Methods: HK-2 cells were exposed to different concentrations of glucose (5, 25, 30mM D-glucose and 5mM D-glucose+25mM L-glucose). Glucose consumption, scratch wound healing, cell proliferation, PAI-1, TGF-β1, endostatin and KIM-1/TIM-1 expression were measured at up to 72h of hyperglycaemia.
Results: Reduced glucose consumption and wound healing were observed at 30mM D-glucose. In contrast, the wound healing was accelerated at 25mM D-Glucose. Although TGF-β1 levels were significantly increased by 30mM D-glucose and the osmotic control 5mM D-glucose+25mM L-glucose, TGF-β1 was reduced by 25mM D-glucose. Furthermore, hyperglycaemia had no effect on the markers of renal injury endostatin and KIM-1/TIM-1.

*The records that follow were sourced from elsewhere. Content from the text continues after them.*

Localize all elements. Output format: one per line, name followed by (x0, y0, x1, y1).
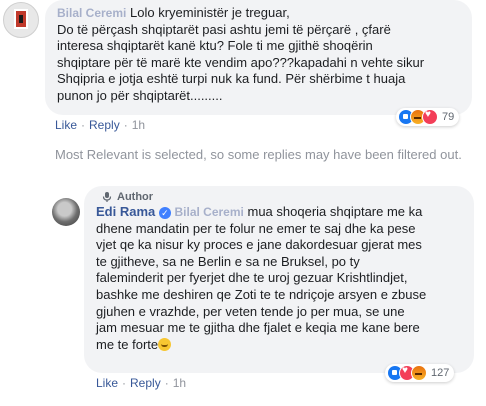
reply-author-name[interactable]: Edi Rama (96, 204, 155, 219)
reply-body: Edi Rama ✓ Bilal Ceremi mua shoqeria shq… (96, 204, 462, 353)
timestamp[interactable]: 1h (132, 118, 145, 132)
reply-text: mua shoqeria shqiptare me ka dhene manda… (96, 204, 427, 352)
commenter-name[interactable]: Bilal Ceremi (57, 5, 126, 20)
microphone-icon (102, 192, 112, 202)
commenter-avatar[interactable] (3, 2, 39, 38)
reaction-count: 79 (442, 111, 455, 123)
comment-bubble: Bilal Ceremi Lolo kryeministër je tregua… (45, 0, 472, 115)
heart-icon (422, 109, 438, 125)
comment-reactions[interactable]: 79 (396, 108, 460, 126)
separator: · (123, 118, 128, 132)
author-badge-label: Author (117, 191, 154, 203)
reply-link[interactable]: Reply (89, 118, 120, 132)
mention-name[interactable]: Bilal Ceremi (175, 205, 244, 219)
reaction-count: 127 (431, 367, 450, 379)
comment-body: Bilal Ceremi Lolo kryeministër je tregua… (57, 5, 460, 105)
separator: · (81, 118, 86, 132)
like-link[interactable]: Like (96, 376, 118, 390)
reply-actions: Like · Reply · 1h (96, 376, 186, 390)
reply-author-avatar[interactable] (52, 198, 80, 226)
comment-actions: Like · Reply · 1h (55, 118, 145, 132)
verified-badge-icon: ✓ (158, 207, 171, 219)
albanian-flag-icon (14, 9, 28, 29)
reply-link[interactable]: Reply (130, 376, 161, 390)
timestamp[interactable]: 1h (173, 376, 186, 390)
filter-notice: Most Relevant is selected, so some repli… (55, 147, 462, 162)
reply-bubble: Author Edi Rama ✓ Bilal Ceremi mua shoqe… (84, 186, 474, 373)
separator: · (122, 376, 127, 390)
reply-reactions[interactable]: 127 (385, 364, 455, 382)
author-badge: Author (101, 190, 462, 204)
angry-icon (411, 365, 427, 381)
separator: · (164, 376, 169, 390)
smiling-emoji-icon (158, 337, 172, 351)
like-link[interactable]: Like (55, 118, 77, 132)
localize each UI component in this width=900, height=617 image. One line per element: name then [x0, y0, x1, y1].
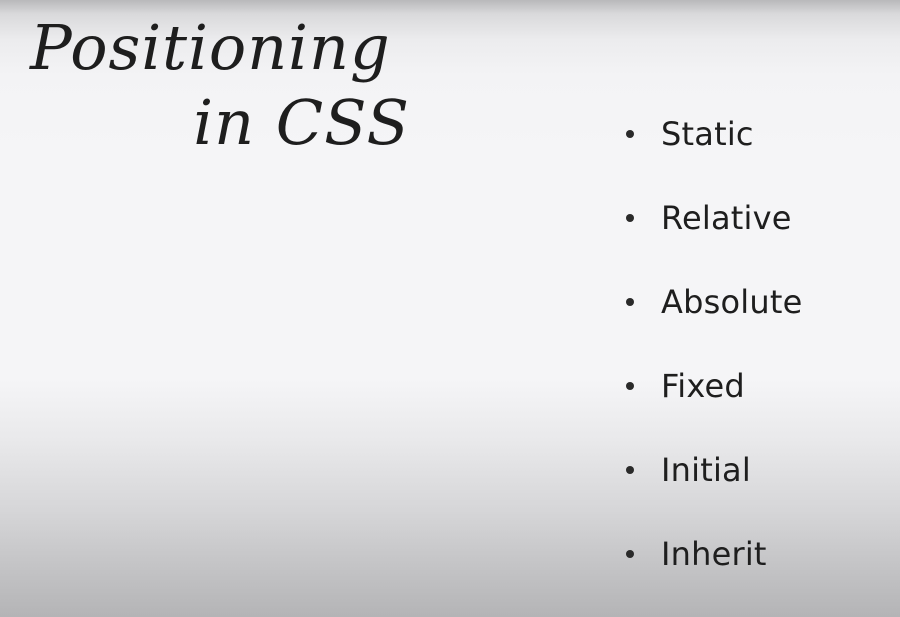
bullet-dot-icon — [626, 466, 634, 474]
bullet-label: Static — [661, 115, 754, 153]
bullet-item-relative: Relative — [626, 176, 802, 260]
slide-title: Positioning in CSS — [30, 10, 410, 160]
bullet-list: Static Relative Absolute Fixed Initial I… — [626, 92, 802, 596]
bullet-dot-icon — [626, 130, 634, 138]
bullet-item-initial: Initial — [626, 428, 802, 512]
bullet-label: Absolute — [661, 283, 803, 321]
presentation-slide: Positioning in CSS Static Relative Absol… — [0, 0, 900, 617]
bullet-label: Relative — [661, 199, 792, 237]
bullet-item-static: Static — [626, 92, 802, 176]
bullet-dot-icon — [626, 298, 634, 306]
bullet-dot-icon — [626, 382, 634, 390]
bullet-item-absolute: Absolute — [626, 260, 802, 344]
bullet-dot-icon — [626, 550, 634, 558]
bullet-label: Initial — [661, 451, 751, 489]
bullet-item-fixed: Fixed — [626, 344, 802, 428]
bullet-label: Inherit — [661, 535, 767, 573]
slide-title-line-2: in CSS — [193, 86, 410, 159]
bullet-label: Fixed — [661, 367, 745, 405]
bullet-item-inherit: Inherit — [626, 512, 802, 596]
bullet-dot-icon — [626, 214, 634, 222]
slide-title-line-1: Positioning — [30, 11, 391, 84]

Conclusion: Hyperglycaemia does not induce the expression of markers of kidney injury. However, the data demonstrate a critical threshold (between 25mM and 30mM glucose), which triggers the release of TGF-β1 and potentially promotes TIF in HK-2 cells. Further studies are required to elucidate the detailed mechanisms of this process.